With back-to-school, whether online or in-person, comes new teachers, assignments, and tests that we will need to get used to. Think of adjusting to a new class like creating a new habit. Depending on the kind of class, difficulty level, classmates, teacher(s), and a multitude of other factors, a class can take anywhere from a couple days to an entire semester to adjust to. With the time to adjust, you will still have a lot of work, which may cause things to feel overwhelming. Especially if you're having trouble in classes with more difficult material, make sure you are utilizing all of your resources: communicating with your teachers and classmates and studying class materials. In summary, if you are not aware of how your class works and you are not attempting to utilize what it provides, you will not be able to adjust to it.

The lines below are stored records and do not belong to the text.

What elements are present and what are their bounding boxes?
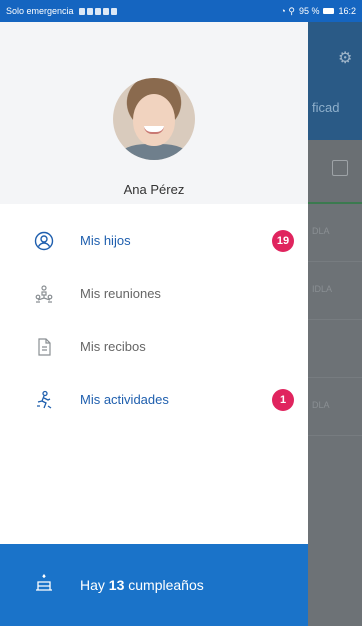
badge-mis-hijos: 19 [272, 230, 294, 252]
avatar[interactable] [113, 78, 195, 160]
battery-label: 95 % [298, 6, 320, 16]
bg-header: ⚙ ficad [308, 22, 362, 140]
birthdays-label: Hay 13 cumpleaños [80, 577, 204, 593]
menu-item-mis-actividades[interactable]: Mis actividades 1 [0, 373, 308, 426]
menu-label-mis-recibos: Mis recibos [80, 339, 146, 354]
menu-item-mis-hijos[interactable]: Mis hijos 19 [0, 214, 308, 267]
user-name: Ana Pérez [123, 182, 185, 197]
notification-icons [78, 7, 117, 15]
bg-tabbar [308, 140, 362, 204]
carrier-label: Solo emergencia [6, 6, 74, 16]
bg-title: ficad [312, 100, 340, 115]
menu-item-mis-reuniones[interactable]: Mis reuniones [0, 267, 308, 320]
menu-label-mis-actividades: Mis actividades [80, 392, 169, 407]
receipt-icon [34, 337, 54, 357]
badge-mis-actividades: 1 [272, 389, 294, 411]
birthdays-footer[interactable]: Hay 13 cumpleaños [0, 544, 308, 626]
menu-label-mis-reuniones: Mis reuniones [80, 286, 161, 301]
group-icon [34, 284, 54, 304]
bg-row [308, 320, 362, 378]
signal-icon: ◔ ⚲ [280, 5, 295, 16]
cake-icon [34, 573, 54, 598]
bg-row: DLA [308, 204, 362, 262]
background-app[interactable]: ⚙ ficad DLA IDLA DLA [308, 22, 362, 626]
navigation-drawer: Ana Pérez Mis hijos 19 Mis reuniones Mis… [0, 22, 308, 626]
menu-item-mis-recibos[interactable]: Mis recibos [0, 320, 308, 373]
calendar-icon [332, 160, 348, 176]
battery-icon [323, 8, 335, 14]
drawer-menu: Mis hijos 19 Mis reuniones Mis recibos M… [0, 214, 308, 426]
clock: 16:2 [338, 6, 356, 16]
person-circle-icon [34, 231, 54, 251]
status-bar: Solo emergencia ◔ ⚲ 95 % 16:2 [0, 0, 362, 22]
gear-icon: ⚙ [338, 50, 353, 67]
drawer-header: Ana Pérez [0, 22, 308, 204]
birthdays-count: 13 [108, 577, 125, 593]
menu-label-mis-hijos: Mis hijos [80, 233, 131, 248]
bg-row: IDLA [308, 262, 362, 320]
activity-icon [34, 390, 54, 410]
bg-row: DLA [308, 378, 362, 436]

Unlike the pandemic, in-person school will require commuting time to be considered. This means that you might not be able to wake up five minutes before class, or finish an assignment exactly two minutes before the deadline. For example, when school starts in-person, you may need to set aside time to get ready and commute to school and other activities. Because of this, you may need to get up earlier, and therefore sleep earlier. When you might have been able to procrastinate until 10 p.m. before starting your homework during the pandemic, you may not have as much leeway as you return in-person, so it is best to be proactive in finding ways to avoid wasting time. According to the Harvard Business Review, based on research by Tim Pychyl, the best ways to overcome procrastination are to identify the triggers of procrastinating, shorten focus intervals, make an initial attempt at your work, understand the consequences of procrastination, and disconnect from distractions.

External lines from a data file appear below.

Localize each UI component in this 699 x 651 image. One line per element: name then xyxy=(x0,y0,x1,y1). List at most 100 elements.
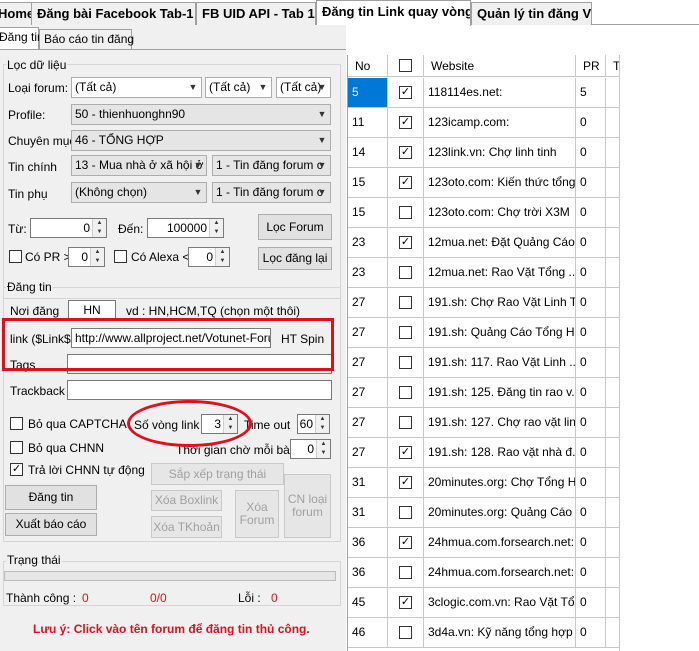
row-pr-cell[interactable]: 0 xyxy=(576,408,606,437)
trackback-input[interactable] xyxy=(67,380,332,400)
row-t-cell[interactable] xyxy=(606,558,619,587)
table-row[interactable]: 15 ✓ 123oto.com: Kiến thức tổng... 0 xyxy=(348,168,619,198)
timeout-stepper[interactable]: 60 ▲ ▼ xyxy=(297,414,330,434)
row-checkbox[interactable]: ✓ xyxy=(399,446,412,459)
select-all-checkbox[interactable] xyxy=(399,59,412,72)
row-t-cell[interactable] xyxy=(606,228,619,257)
row-no-cell[interactable]: 31 xyxy=(348,468,388,497)
delete-account-button[interactable]: Xóa TKhoản xyxy=(151,516,222,538)
row-check-cell[interactable]: ✓ xyxy=(388,588,424,617)
row-check-cell[interactable] xyxy=(388,498,424,527)
row-website-cell[interactable]: 12mua.net: Đặt Quảng Cáo ... xyxy=(424,228,576,257)
row-no-cell[interactable]: 27 xyxy=(348,288,388,317)
row-pr-cell[interactable]: 0 xyxy=(576,588,606,617)
row-no-cell[interactable]: 36 xyxy=(348,528,388,557)
updown-icon[interactable]: ▲ ▼ xyxy=(90,248,104,266)
row-checkbox[interactable] xyxy=(399,506,412,519)
row-t-cell[interactable] xyxy=(606,318,619,347)
row-t-cell[interactable] xyxy=(606,168,619,197)
row-checkbox[interactable] xyxy=(399,206,412,219)
row-website-cell[interactable]: 191.sh: 125. Đăng tin rao v... xyxy=(424,378,576,407)
row-checkbox[interactable]: ✓ xyxy=(399,86,412,99)
table-row[interactable]: 31 20minutes.org: Quảng Cáo ... 0 xyxy=(348,498,619,528)
row-checkbox[interactable]: ✓ xyxy=(399,596,412,609)
col-t-header[interactable]: T xyxy=(606,55,619,77)
row-pr-cell[interactable]: 0 xyxy=(576,348,606,377)
table-row[interactable]: 14 ✓ 123link.vn: Chợ linh tinh 0 xyxy=(348,138,619,168)
row-website-cell[interactable]: 3d4a.vn: Kỹ năng tổng hợp xyxy=(424,618,576,647)
row-website-cell[interactable]: 12mua.net: Rao Vặt Tổng ... xyxy=(424,258,576,287)
from-stepper[interactable]: 0 ▲ ▼ xyxy=(30,218,107,238)
row-website-cell[interactable]: 123oto.com: Chợ trời X3M xyxy=(424,198,576,227)
forum-type-select-1[interactable]: (Tất cả) ▼ xyxy=(71,77,202,98)
filter-repost-button[interactable]: Lọc đăng lại xyxy=(258,247,332,270)
updown-icon[interactable]: ▲ ▼ xyxy=(215,248,229,266)
table-row[interactable]: 23 12mua.net: Rao Vặt Tổng ... 0 xyxy=(348,258,619,288)
row-t-cell[interactable] xyxy=(606,618,619,647)
row-check-cell[interactable] xyxy=(388,288,424,317)
row-checkbox[interactable]: ✓ xyxy=(399,476,412,489)
tab-facebook-post[interactable]: Đăng bài Facebook Tab-1 xyxy=(31,2,196,25)
main-post-type-select[interactable]: 1 - Tin đăng forum c ▼ xyxy=(212,155,331,176)
row-website-cell[interactable]: 191.sh: Chợ Rao Vặt Linh T... xyxy=(424,288,576,317)
row-checkbox[interactable] xyxy=(399,416,412,429)
table-row[interactable]: 45 ✓ 3clogic.com.vn: Rao Vặt Tổ... 0 xyxy=(348,588,619,618)
col-website-header[interactable]: Website xyxy=(424,55,576,77)
table-row[interactable]: 27 191.sh: 117. Rao Vặt Linh ... 0 xyxy=(348,348,619,378)
updown-icon[interactable]: ▲ ▼ xyxy=(209,219,223,237)
row-check-cell[interactable]: ✓ xyxy=(388,78,424,107)
row-pr-cell[interactable]: 0 xyxy=(576,468,606,497)
delete-forum-button[interactable]: Xóa Forum xyxy=(235,490,279,538)
row-pr-cell[interactable]: 0 xyxy=(576,438,606,467)
row-pr-cell[interactable]: 0 xyxy=(576,498,606,527)
updown-icon[interactable]: ▲ ▼ xyxy=(92,219,106,237)
table-row[interactable]: 27 191.sh: Chợ Rao Vặt Linh T... 0 xyxy=(348,288,619,318)
row-check-cell[interactable] xyxy=(388,198,424,227)
sort-status-button[interactable]: Sắp xếp trạng thái xyxy=(151,463,284,485)
row-check-cell[interactable] xyxy=(388,258,424,287)
row-no-cell[interactable]: 27 xyxy=(348,348,388,377)
row-t-cell[interactable] xyxy=(606,258,619,287)
row-t-cell[interactable] xyxy=(606,348,619,377)
row-checkbox[interactable]: ✓ xyxy=(399,116,412,129)
table-row[interactable]: 27 ✓ 191.sh: 128. Rao vặt nhà đ... 0 xyxy=(348,438,619,468)
table-row[interactable]: 36 ✓ 24hmua.com.forsearch.net: ... 0 xyxy=(348,528,619,558)
row-website-cell[interactable]: 123link.vn: Chợ linh tinh xyxy=(424,138,576,167)
row-pr-cell[interactable]: 0 xyxy=(576,168,606,197)
row-no-cell[interactable]: 27 xyxy=(348,438,388,467)
row-t-cell[interactable] xyxy=(606,588,619,617)
row-check-cell[interactable] xyxy=(388,378,424,407)
row-check-cell[interactable]: ✓ xyxy=(388,438,424,467)
row-no-cell[interactable]: 45 xyxy=(348,588,388,617)
row-website-cell[interactable]: 123oto.com: Kiến thức tổng... xyxy=(424,168,576,197)
tab-fb-uid-api[interactable]: FB UID API - Tab 1 xyxy=(196,2,316,25)
row-pr-cell[interactable]: 0 xyxy=(576,288,606,317)
post-location-input[interactable]: HN xyxy=(68,300,116,320)
row-pr-cell[interactable]: 0 xyxy=(576,108,606,137)
row-checkbox[interactable] xyxy=(399,566,412,579)
row-pr-cell[interactable]: 0 xyxy=(576,318,606,347)
auto-answer-checkbox[interactable]: ✓ xyxy=(10,463,23,476)
row-check-cell[interactable] xyxy=(388,558,424,587)
row-no-cell[interactable]: 14 xyxy=(348,138,388,167)
row-no-cell[interactable]: 27 xyxy=(348,408,388,437)
skip-chnn-checkbox[interactable] xyxy=(10,441,23,454)
tab-link-rotation[interactable]: Đăng tin Link quay vòng xyxy=(316,0,471,26)
row-check-cell[interactable] xyxy=(388,408,424,437)
subtab-report[interactable]: Báo cáo tin đăng xyxy=(39,29,134,49)
row-check-cell[interactable] xyxy=(388,318,424,347)
post-button[interactable]: Đăng tin xyxy=(5,485,97,510)
table-row[interactable]: 11 ✓ 123icamp.com: 0 xyxy=(348,108,619,138)
row-website-cell[interactable]: 24hmua.com.forsearch.net: ... xyxy=(424,558,576,587)
col-no-header[interactable]: No xyxy=(348,55,388,77)
row-pr-cell[interactable]: 0 xyxy=(576,558,606,587)
row-pr-cell[interactable]: 0 xyxy=(576,258,606,287)
row-t-cell[interactable] xyxy=(606,468,619,497)
row-website-cell[interactable]: 191.sh: Quảng Cáo Tổng H... xyxy=(424,318,576,347)
sub-post-type-select[interactable]: 1 - Tin đăng forum c ▼ xyxy=(212,182,331,203)
row-check-cell[interactable] xyxy=(388,618,424,647)
row-t-cell[interactable] xyxy=(606,198,619,227)
row-website-cell[interactable]: 191.sh: 127. Chợ rao vặt lin... xyxy=(424,408,576,437)
row-no-cell[interactable]: 15 xyxy=(348,198,388,227)
row-pr-cell[interactable]: 0 xyxy=(576,618,606,647)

While this article is addressed to those who are returning to school, it is important to address those who will not be. Whether it is due to the state of your city/state/country or pre-existing health conditions, the pandemic is still in effect everywhere, but in different stages for some than it is for others. For those of us who will be returning to school, these tips are meant to advise on the physical and mental challenges to come and how to deal with them. For those of us who will be continuing online for the next year, regard this article with hope, and continue to follow the general tips that apply to any form of school. Wherever you are in the world, remember that normalcy is on its way, even if it seems far away.